The authors show convincing findings with a rigorous study design. One challenging variable in any study is assigning appropriate diagnostic criteria within the involved cohort. To identify patients with newly diagnosed epilepsy, Kalilani et al used criteria validated in a Canadian-based study by Reid et al.[8] Reid et al evaluated several large insurance and claims databases, validating results with chart reviews from patients from 13 neurologists’ practices. Given the much higher prevalence of epilepsy in the neurologists’ practice as compared to the general population, there is a risk that the coding algorithms showed an inflated positive predictive value in the neurologists’ practice group. A larger concern is how the results from Kalilani et al, which included patients with Medicaid and Medicare, apply to other populations with different demographics. The authors discuss this important issue in the article.
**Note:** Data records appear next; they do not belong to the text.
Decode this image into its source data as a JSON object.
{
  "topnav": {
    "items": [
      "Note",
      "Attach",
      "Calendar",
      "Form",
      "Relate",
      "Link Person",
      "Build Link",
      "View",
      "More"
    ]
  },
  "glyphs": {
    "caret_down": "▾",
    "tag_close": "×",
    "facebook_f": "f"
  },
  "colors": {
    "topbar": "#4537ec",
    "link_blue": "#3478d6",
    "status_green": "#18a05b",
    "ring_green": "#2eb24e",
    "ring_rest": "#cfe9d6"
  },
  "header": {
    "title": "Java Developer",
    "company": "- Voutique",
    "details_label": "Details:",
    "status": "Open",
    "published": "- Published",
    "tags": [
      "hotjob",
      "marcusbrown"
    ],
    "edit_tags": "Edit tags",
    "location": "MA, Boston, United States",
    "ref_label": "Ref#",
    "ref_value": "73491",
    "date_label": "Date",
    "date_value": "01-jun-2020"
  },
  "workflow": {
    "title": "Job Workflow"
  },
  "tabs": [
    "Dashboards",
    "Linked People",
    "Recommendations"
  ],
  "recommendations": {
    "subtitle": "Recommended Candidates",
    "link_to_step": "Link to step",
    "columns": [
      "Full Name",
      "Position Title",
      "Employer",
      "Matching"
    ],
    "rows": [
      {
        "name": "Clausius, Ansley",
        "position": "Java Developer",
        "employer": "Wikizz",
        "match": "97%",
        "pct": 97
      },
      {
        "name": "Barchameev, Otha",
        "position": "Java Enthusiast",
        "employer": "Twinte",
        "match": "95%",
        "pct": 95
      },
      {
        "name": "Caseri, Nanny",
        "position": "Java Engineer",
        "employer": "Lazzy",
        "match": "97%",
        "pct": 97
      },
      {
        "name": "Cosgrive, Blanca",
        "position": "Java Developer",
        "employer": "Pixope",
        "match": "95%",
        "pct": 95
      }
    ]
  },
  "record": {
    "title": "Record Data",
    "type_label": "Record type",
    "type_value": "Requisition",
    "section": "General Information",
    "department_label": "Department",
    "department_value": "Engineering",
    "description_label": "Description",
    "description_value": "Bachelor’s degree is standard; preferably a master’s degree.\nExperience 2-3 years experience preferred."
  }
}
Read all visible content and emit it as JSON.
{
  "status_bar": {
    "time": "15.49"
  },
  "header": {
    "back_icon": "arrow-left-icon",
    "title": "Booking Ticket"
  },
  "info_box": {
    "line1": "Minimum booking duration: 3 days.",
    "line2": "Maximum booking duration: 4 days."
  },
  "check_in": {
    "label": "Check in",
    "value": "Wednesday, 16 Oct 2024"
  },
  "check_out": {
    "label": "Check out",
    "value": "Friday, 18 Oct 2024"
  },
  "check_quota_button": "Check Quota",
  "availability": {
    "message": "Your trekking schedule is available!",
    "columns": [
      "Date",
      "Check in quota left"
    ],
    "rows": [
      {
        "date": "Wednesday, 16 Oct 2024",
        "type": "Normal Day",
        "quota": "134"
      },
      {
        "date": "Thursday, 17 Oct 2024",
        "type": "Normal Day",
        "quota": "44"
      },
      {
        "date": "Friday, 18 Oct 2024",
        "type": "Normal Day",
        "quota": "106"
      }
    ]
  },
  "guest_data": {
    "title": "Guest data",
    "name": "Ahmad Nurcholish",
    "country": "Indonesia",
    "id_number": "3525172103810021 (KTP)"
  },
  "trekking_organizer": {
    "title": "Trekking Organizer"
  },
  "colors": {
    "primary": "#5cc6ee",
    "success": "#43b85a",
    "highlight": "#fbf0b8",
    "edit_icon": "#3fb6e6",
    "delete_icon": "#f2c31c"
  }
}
Using the primary case definition of new-onset epilepsy, 36.7% of patients were untreated within 3 years, while using the most stringent definition of new-onset epilepsy showed 4% untreated within 3 years. The patients in the most stringent definition group had more visits, and therefore better follow-up, focusing on their epilepsy diagnosis. For caregivers, this finding reinforces the importance of prioritizing the epilepsy diagnosis, communicating with patients about the diagnosis and its implications, and addressing barriers to treatment. Given the many effective treatments for epileptic seizures, Kalilani et al’s documentation of a “treatment gap” after diagnosis highlights the need for better follow-up and earlier treatment implementation after diagnosis.